Taken for granted or taken with gratitude

We’ve been having a conversation about Walmart and forgiveness the last few weeks, and I promise to come back to that topic when I have more to report.

But today, my thoughts are more occupied with the things I take for granted. My hands, for instance.

Yesterday while I was out running, I took a tumble on some loose gravel and ended up sliding along the asphalt for what seemed like an eternity – probably because it happened in slow motion. I sat up and saw the palm of my right hand covered in blood, asphalt crumbs and dirt, and felt pain along the left side of my body (shoulder, hand, hip, lower leg and foot). 

A very kind, concerned driver who saw me fall stopped to make sure I was okay. I told her I was and also happened to be close to home. So I managed to get up and trudge home.

Now, I’ll be the first to tell you that I cannot tolerate pain. I may be the biggest wimp in the world when it comes to pain. But so far, I haven’t been able to change that and haven’t dared to ask God to help me better tolerate pain because I’m frankly afraid of what challenge He might send my way to teach me that lesson.

As the day went on, I realized how much I take my hands for granted, given all that I expect them to do:

  • Push me off the ground when I want to stand up.
  • Unlock and open the front door.
  • Open a bottle of rubbing alcohol (note: not the best to use on road rash).
  • Cut strips of bandage and tape.
  • Put on make-up.
  • Write.
  • Drive.
  • Wash dishes.
  • Take out the trash.
  • Walk the dog.

That’s not even the full list, but I think you get the point. As a writer, my hands are vital to what I do, and they don’t even ask for much care in return. Today, instead of taking my hands for granted, I’m taking them with gratitude. Despite the temporary pain I feel from them now, they are indispensable to me. They’re also a way that I’m able to do the work God has blessed me and called me to do.

I began wondering what else I take for granted, and I know there are family and friends on that list, any of whom I might have called yesterday to bring over a bottle of hydrogen peroxide. That duty fell to my dad, who was very sweet to also bring the new tube of neosporin with pain relief added in – he knows better than most about my lack of pain tolerance. I didn’t even know neosporin came with pain relief in it!

Taking the big and small for granted
Is it possible that we take family and friends for granted more than anything else? We lost someone this week on my husband’s side of the family, and it was a reminder to cherish the moments we have with each other, whether the years together are long or short.

I had a great aunt who lived to be 100, and in the final years of her life, I treated every visit as if it might be the last: enjoying the stories of her life, the gift of time with her and all of the ways she made each one of us feel special and unique.

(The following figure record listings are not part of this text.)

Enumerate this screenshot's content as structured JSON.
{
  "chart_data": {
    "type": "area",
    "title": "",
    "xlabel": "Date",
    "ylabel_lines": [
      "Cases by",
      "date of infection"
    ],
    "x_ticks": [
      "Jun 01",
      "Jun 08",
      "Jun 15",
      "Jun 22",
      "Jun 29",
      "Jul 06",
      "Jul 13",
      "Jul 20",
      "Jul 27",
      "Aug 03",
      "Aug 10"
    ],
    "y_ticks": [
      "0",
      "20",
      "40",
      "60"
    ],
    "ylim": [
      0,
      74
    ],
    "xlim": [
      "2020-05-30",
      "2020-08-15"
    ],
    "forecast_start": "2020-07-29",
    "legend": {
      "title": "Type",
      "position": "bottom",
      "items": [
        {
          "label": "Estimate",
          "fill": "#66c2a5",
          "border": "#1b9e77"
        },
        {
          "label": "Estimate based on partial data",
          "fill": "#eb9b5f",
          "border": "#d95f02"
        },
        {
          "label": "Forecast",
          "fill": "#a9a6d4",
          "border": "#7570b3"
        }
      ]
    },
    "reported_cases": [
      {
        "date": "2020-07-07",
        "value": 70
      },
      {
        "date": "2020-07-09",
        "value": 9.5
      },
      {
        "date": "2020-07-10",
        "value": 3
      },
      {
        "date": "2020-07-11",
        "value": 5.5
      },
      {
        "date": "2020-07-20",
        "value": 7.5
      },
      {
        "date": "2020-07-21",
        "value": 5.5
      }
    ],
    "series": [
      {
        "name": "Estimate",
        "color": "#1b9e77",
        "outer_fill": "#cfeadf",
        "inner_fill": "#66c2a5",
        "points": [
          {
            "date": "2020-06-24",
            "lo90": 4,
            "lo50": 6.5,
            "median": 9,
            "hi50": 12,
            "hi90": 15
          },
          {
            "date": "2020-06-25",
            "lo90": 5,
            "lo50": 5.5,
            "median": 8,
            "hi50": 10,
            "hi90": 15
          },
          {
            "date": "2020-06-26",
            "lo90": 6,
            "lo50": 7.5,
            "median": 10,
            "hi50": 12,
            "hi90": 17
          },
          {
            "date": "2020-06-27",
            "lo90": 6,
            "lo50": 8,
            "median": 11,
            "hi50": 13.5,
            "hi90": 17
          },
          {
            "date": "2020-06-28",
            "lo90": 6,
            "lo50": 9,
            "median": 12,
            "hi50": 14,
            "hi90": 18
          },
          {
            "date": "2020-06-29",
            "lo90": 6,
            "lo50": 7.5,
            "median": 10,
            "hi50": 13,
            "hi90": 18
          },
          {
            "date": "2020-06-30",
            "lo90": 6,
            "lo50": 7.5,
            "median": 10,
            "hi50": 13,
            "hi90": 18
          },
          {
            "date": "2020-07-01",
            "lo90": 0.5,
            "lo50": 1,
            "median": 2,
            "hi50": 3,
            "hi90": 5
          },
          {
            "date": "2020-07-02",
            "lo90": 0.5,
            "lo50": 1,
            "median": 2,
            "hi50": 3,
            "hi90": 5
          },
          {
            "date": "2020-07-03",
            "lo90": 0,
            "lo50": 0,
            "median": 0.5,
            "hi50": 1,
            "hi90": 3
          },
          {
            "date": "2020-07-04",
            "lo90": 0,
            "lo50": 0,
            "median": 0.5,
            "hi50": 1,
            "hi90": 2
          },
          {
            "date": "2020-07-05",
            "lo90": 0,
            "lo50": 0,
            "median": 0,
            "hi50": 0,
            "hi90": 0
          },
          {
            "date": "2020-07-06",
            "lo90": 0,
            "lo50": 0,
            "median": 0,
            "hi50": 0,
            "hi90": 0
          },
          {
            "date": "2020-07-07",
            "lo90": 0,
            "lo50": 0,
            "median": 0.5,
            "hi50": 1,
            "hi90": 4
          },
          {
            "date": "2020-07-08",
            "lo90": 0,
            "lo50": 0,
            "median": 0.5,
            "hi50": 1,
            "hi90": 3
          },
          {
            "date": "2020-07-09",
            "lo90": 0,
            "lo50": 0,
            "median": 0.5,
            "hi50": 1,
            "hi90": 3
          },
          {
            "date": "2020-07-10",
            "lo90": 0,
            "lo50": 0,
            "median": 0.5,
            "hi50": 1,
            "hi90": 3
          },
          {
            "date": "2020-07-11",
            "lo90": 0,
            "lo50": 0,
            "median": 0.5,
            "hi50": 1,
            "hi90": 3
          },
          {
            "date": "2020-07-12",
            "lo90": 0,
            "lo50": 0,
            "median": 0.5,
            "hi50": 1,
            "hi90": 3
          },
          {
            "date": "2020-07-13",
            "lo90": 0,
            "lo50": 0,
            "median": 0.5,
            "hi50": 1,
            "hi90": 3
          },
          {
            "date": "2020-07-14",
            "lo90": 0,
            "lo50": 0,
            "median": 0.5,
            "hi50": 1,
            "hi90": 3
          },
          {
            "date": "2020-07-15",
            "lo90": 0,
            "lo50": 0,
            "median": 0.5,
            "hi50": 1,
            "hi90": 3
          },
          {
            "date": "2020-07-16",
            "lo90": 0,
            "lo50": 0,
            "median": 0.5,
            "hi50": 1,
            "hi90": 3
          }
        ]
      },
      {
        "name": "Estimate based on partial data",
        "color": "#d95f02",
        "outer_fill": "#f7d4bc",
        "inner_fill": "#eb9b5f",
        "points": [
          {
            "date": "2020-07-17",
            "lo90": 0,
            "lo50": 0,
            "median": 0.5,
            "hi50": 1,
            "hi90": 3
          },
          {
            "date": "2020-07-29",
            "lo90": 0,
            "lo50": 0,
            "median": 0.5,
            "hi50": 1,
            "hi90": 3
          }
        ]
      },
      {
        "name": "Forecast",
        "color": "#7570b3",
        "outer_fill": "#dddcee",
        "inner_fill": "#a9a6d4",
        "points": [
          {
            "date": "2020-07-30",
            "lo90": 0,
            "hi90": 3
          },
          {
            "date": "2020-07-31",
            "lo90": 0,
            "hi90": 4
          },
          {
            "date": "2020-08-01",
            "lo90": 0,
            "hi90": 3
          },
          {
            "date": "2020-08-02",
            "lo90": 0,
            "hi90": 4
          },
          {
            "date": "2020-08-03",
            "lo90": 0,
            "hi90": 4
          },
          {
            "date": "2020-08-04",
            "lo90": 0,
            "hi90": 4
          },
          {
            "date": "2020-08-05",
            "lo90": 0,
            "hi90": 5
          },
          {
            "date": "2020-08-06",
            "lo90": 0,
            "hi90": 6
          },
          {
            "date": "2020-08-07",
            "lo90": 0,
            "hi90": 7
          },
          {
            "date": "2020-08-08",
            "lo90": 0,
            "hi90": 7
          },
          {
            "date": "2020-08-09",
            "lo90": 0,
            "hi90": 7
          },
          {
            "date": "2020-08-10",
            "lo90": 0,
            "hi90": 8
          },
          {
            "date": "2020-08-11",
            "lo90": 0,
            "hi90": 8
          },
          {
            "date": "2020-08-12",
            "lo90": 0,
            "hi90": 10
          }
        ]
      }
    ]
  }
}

My only regret was not asking for her recipe for chicken corn soup, as I’m not sure anyone in my family still has the recipe.

Why don’t I cherish time like that with more of my family and friends? Relishing in the time together. Saying what needs to be said. Ending each visit with an “I love you.” It’s because I take my time with them for granted, ignoring – perhaps intentionally – that tomorrow is promised to none of us.

So I have some more entries to add to my gratitude journal today. I’d encourage you to spend some time today, too, thinking of what you might be taking for granted. Will you say a prayer of gratitude to God thanking Him for those things (healthy hands, no broken bones) or person (Dad with first aid in hand).

Write it down so you can come back to remind yourself again and again not to take anything for granted, but instead, to take everything with gratitude.

5 thoughts on “Taken for granted or taken with gratitude

  1. Thanks, Suzanne! All — wanted to share a few lines from the chapter I just got to in Year of Wonders by Geraldine Brooks:"How do we tumble down a hill? A foot placed incautiously on an unsteady rock or loosened turf, an ankle twisted or a knee buckled, and of a sudden we are gone, our body lost to our own control until we find ourselves sprawled in indignity at the bottom. So it seems apt indeed to speak of the Fall. For sin, too, must always start with but a single misstep, and suddenly we are hurtling toward some uncertain stopping point. All that is sure in the descent is that we will arrive sullied and bruised and unable to regain our former place without hard effort."Brooks has such a lovely writing style, and this passage struck me as perfectly penned.